Texte original ici, paru le 23 décembre 2022 sur le site militant elComun.es.
Aujourd’hui, au lendemain de l’approbation de la « Loi trans » au Congrès des Députés, les femmes de Feministes de Catalunya se sentent profondément lésées, frustrées, déçues et impuissantes.
Escroquées, parce que toutes les avancées en matière d’égalité homme femme de ces 40 dernières années, cristallisées dans notre système juridique, sont lettre morte dès le moment où il devient impossible de faire la moindre distinction entre les femmes et les hommes. En raison de la libre autodétermination du sexe déclaré, tout homme devient une femme dès lors qu’il le déclare, sans aucun garde-fou, et à toutes fins utiles.

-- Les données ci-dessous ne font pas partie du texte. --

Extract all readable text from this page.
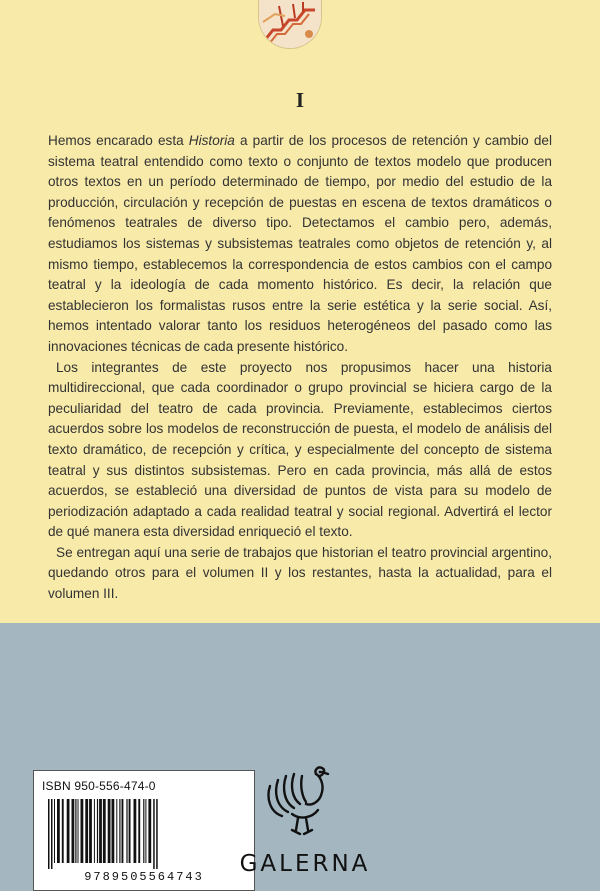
I

Hemos encarado esta Historia a partir de los procesos de retención y cambio del sistema teatral entendido como texto o conjunto de textos modelo que producen otros textos en un período determinado de tiempo, por medio del estudio de la producción, circulación y recepción de puestas en escena de textos dramáticos o fenómenos teatrales de diverso tipo. Detectamos el cambio pero, además, estudiamos los sistemas y subsistemas teatrales como objetos de retención y, al mismo tiempo, establecemos la correspondencia de estos cambios con el campo teatral y la ideología de cada momento histórico. Es decir, la relación que establecieron los formalistas rusos entre la serie estética y la serie social. Así, hemos intentado valorar tanto los residuos heterogéneos del pasado como las innovaciones técnicas de cada presente histórico.

Los integrantes de este proyecto nos propusimos hacer una historia multidireccional, que cada coordinador o grupo provincial se hiciera cargo de la peculiaridad del teatro de cada provincia. Previamente, establecimos ciertos acuerdos sobre los modelos de reconstrucción de puesta, el modelo de análisis del texto dramático, de recepción y crítica, y especialmente del concepto de sistema teatral y sus distintos subsistemas. Pero en cada provincia, más allá de estos acuerdos, se estableció una diversidad de puntos de vista para su modelo de periodización adaptado a cada realidad teatral y social regional. Advertirá el lector de qué manera esta diversidad enriqueció el texto.

Se entregan aquí una serie de trabajos que historian el teatro provincial argentino, quedando otros para el volumen II y los restantes, hasta la actualidad, para el volumen III.

ISBN 950-556-474-0
9789505564743	GALERNA
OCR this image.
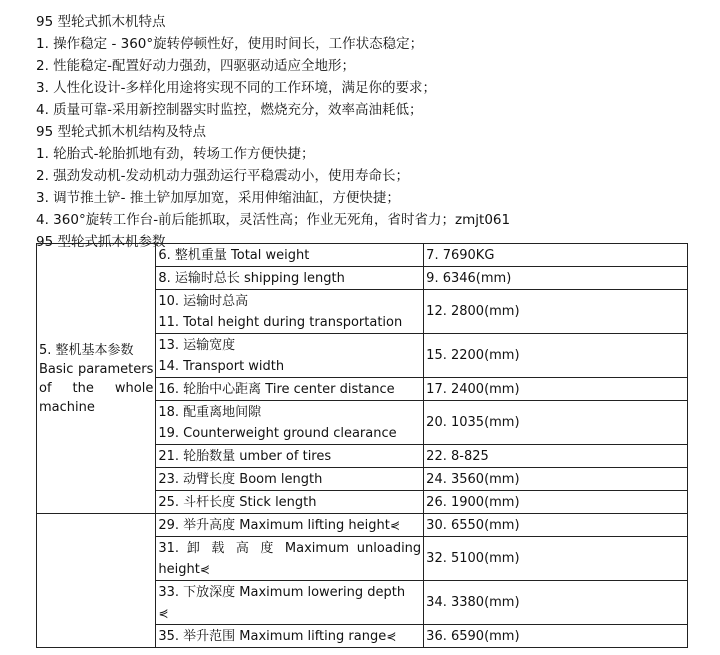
95 型轮式抓木机特点
1. 操作稳定 - 360°旋转停顿性好，使用时间长，工作状态稳定；
2. 性能稳定-配置好动力强劲，四驱驱动适应全地形；
3. 人性化设计-多样化用途将实现不同的工作环境，满足你的要求；
4. 质量可靠-采用新控制器实时监控，燃烧充分，效率高油耗低；
95 型轮式抓木机结构及特点
1. 轮胎式-轮胎抓地有劲，转场工作方便快捷；
2. 强劲发动机-发动机动力强劲运行平稳震动小，使用寿命长；
3. 调节推土铲- 推土铲加厚加宽，采用伸缩油缸，方便快捷；
4. 360°旋转工作台-前后能抓取，灵活性高；作业无死角，省时省力；zmjt061
95 型轮式抓木机参数
5. 整机基本参数
Basic parameters of the whole machine	6. 整机重量 Total weight	7. 7690KG
	8. 运输时总长 shipping length	9. 6346(mm)

	10. 运输时总高
11. Total height during transportation	12. 2800(mm)

	13. 运输宽度
14. Transport width	15. 2200(mm)
	16. 轮胎中心距离 Tire center distance	17. 2400(mm)

	18. 配重离地间隙
19. Counterweight ground clearance	20. 1035(mm)
	21. 轮胎数量 umber of tires	22. 8-825
	23. 动臂长度 Boom length	24. 3560(mm)
	25. 斗杆长度 Stick length	26. 1900(mm)
	29. 举升高度 Maximum lifting height⋞	30. 6550(mm)

	31. 卸 载 高 度 Maximum unloading
height⋞	32. 5100(mm)

	33. 下放深度 Maximum lowering depth
⋞	34. 3380(mm)
	35. 举升范围 Maximum lifting range⋞	36. 6590(mm)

Lésées, parce que l’incroyable exercice d’argumentation et d’effort pédagogique délivré par le mouvement féministe pour expliquer, de manière rationnelle, les conséquences perverses et néfastes de la législation transgenre, flagrantes dans les pays qui nous entourent [Écosse, Royaume-Uni, États-Unis. NdT] et dans notre propre pays, s’est heurté à l’arrogance politique et au mépris intellectuel, ainsi qu’à des accusations de haine absurdes et infondées, et à des stratégies de déshonneur par association ridicules, profondément injustes, avec l’extrême droite.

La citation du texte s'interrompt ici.